11 Aralık 2019 tarihli “Avrupa Yeşil Mutabakatı ”, iklim ve çevreyle ilgili mücadelede Avrupa Birliği’nin önceki taahhütlerini daha geniş ve daha etkili bir şekilde yeniden düzenleyen bir yol haritasıdır.
Bu mutabakatın amaçları şunlardır; sürdürülebilir bir gelecek için AB ekonomisini dönüştürmek, temiz, ulaşılabilir ve güvenli bir enerji sağlamak, temiz ve döngüsel bir ekonomi için sanayiyi harekete geçirmek, inşaat ve yenilemede enerji ve kaynak verimli bir yol geçişi finanse etmek, bu konuları irdeleyen araştırmaları desteklemek, yeni fikirler için teşvikte bulunmak, toksik içermeyen bir çevre için sıfır kirlilik hedefi, eko sistemleri ve biyoçeşitliliği korumak ve iyileştirmek, tarladan sofraya; adil, sağlıklı ve çevre dostu bir gıda sistemi tasarlamak.

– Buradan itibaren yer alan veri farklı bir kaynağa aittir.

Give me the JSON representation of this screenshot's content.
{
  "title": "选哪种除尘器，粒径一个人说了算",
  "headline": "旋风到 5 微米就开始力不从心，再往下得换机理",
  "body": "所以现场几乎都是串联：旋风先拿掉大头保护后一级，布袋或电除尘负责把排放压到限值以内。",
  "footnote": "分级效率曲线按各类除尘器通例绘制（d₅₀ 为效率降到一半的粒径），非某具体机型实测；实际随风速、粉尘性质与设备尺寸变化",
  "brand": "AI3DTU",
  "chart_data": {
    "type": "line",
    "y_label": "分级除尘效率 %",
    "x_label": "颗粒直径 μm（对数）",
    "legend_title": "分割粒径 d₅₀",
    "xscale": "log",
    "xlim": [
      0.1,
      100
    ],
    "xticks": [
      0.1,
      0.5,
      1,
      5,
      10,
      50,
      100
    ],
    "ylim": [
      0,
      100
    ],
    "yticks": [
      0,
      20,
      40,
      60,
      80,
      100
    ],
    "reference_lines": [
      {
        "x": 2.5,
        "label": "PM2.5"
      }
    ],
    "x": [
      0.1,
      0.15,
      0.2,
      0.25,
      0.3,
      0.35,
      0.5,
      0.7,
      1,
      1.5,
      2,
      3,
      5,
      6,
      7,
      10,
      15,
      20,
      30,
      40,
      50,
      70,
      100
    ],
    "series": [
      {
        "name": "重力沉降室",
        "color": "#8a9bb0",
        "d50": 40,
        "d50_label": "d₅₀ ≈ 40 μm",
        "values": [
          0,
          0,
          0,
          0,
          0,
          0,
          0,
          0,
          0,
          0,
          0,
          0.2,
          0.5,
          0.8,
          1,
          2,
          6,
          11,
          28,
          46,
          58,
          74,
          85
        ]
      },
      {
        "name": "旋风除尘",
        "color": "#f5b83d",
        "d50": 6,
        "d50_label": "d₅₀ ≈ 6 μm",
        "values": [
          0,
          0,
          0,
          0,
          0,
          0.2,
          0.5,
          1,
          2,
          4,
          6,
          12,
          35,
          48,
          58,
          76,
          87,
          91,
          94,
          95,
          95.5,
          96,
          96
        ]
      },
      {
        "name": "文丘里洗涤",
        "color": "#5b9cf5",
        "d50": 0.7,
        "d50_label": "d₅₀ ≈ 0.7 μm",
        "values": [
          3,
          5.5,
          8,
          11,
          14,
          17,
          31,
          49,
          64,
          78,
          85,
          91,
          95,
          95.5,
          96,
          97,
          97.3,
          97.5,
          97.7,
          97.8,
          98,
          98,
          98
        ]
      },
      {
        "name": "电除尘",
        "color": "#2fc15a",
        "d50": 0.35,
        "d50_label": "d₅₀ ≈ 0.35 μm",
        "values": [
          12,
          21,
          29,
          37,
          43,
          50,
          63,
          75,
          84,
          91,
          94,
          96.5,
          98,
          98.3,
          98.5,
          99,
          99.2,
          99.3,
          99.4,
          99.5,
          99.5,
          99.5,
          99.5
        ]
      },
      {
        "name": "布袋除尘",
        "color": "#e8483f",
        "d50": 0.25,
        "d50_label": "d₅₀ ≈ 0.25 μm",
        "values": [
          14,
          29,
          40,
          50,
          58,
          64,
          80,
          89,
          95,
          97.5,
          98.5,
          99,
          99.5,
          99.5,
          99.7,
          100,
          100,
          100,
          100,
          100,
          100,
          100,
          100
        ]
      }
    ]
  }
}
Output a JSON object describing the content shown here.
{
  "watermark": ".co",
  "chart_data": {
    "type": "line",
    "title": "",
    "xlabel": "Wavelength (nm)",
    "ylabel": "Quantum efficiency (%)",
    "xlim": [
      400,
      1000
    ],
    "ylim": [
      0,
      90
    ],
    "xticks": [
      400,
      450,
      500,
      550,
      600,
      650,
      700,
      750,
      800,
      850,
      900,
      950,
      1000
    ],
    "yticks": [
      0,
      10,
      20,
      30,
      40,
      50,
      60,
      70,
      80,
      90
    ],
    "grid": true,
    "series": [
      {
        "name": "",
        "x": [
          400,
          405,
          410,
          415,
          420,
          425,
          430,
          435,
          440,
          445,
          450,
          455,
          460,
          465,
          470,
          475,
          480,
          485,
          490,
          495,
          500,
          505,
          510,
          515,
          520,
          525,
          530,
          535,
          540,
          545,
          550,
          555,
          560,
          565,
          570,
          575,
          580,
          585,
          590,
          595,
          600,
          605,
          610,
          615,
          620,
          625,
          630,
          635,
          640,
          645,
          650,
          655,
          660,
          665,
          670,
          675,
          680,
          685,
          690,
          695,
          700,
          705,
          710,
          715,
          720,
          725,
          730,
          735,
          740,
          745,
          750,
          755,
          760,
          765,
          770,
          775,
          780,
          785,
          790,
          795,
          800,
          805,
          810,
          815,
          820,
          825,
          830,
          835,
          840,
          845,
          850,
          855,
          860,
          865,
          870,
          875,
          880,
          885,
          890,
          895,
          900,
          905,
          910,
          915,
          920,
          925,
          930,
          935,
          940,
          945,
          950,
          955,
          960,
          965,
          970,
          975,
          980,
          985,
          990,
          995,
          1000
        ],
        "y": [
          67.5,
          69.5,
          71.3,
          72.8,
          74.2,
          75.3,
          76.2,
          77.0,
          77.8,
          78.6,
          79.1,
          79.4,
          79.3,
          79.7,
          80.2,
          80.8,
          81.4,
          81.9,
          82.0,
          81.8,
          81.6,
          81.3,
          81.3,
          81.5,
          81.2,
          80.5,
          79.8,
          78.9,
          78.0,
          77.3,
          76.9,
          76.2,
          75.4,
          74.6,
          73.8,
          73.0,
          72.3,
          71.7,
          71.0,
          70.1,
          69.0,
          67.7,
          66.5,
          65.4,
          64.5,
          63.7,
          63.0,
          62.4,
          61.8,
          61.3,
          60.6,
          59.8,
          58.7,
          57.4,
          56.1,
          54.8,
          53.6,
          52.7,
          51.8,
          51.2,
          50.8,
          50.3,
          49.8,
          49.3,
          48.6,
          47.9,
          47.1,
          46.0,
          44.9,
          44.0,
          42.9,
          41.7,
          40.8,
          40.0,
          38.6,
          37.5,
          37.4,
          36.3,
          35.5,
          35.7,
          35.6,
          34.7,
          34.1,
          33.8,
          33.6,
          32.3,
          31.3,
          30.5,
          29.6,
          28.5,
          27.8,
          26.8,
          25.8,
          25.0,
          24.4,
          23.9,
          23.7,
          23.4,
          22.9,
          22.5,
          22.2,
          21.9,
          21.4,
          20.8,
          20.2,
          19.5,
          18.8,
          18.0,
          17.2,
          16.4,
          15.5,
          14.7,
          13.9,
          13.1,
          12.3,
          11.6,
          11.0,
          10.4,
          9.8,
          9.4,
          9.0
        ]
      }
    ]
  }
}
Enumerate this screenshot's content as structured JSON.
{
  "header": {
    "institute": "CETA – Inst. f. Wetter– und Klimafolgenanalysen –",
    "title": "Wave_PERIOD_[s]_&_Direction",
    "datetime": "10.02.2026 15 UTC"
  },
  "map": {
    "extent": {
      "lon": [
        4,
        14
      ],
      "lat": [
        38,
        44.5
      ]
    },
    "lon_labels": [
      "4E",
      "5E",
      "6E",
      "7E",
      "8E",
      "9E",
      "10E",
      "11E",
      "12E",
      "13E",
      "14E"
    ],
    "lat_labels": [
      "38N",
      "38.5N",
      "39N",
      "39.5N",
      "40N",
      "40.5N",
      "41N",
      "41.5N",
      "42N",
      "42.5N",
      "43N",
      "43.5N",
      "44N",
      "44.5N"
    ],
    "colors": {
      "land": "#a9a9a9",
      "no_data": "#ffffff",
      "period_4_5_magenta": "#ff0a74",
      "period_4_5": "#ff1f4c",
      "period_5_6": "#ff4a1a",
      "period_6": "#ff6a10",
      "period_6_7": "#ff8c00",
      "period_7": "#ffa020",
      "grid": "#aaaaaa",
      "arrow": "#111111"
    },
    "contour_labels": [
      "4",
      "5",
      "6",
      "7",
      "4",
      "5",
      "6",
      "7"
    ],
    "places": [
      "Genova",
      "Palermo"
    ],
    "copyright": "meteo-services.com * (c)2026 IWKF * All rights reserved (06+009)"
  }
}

Sürdürülebilirlik kavramının ne anlama geldiği günümüzde büyük bir merak konusudur. İlk kez 1987 yılında Brutland Raporu’nda yer alan bu kavram; bugünkü ihtiyaç ve isteklerimizi, gelecek nesillerin yaşam fırsatlarını azaltmadan karşılayabilmek anlamına gelmektedir. Bu kültürün benimsenmesinde eğitim anahtar bir rol oynamaktadır. Birleşmiş Milletler, bu doğrultuda 2005-2014 yıllarını sürdürülebilir kalkınma için Eğitim On Yılı olarak tanımlamıştır.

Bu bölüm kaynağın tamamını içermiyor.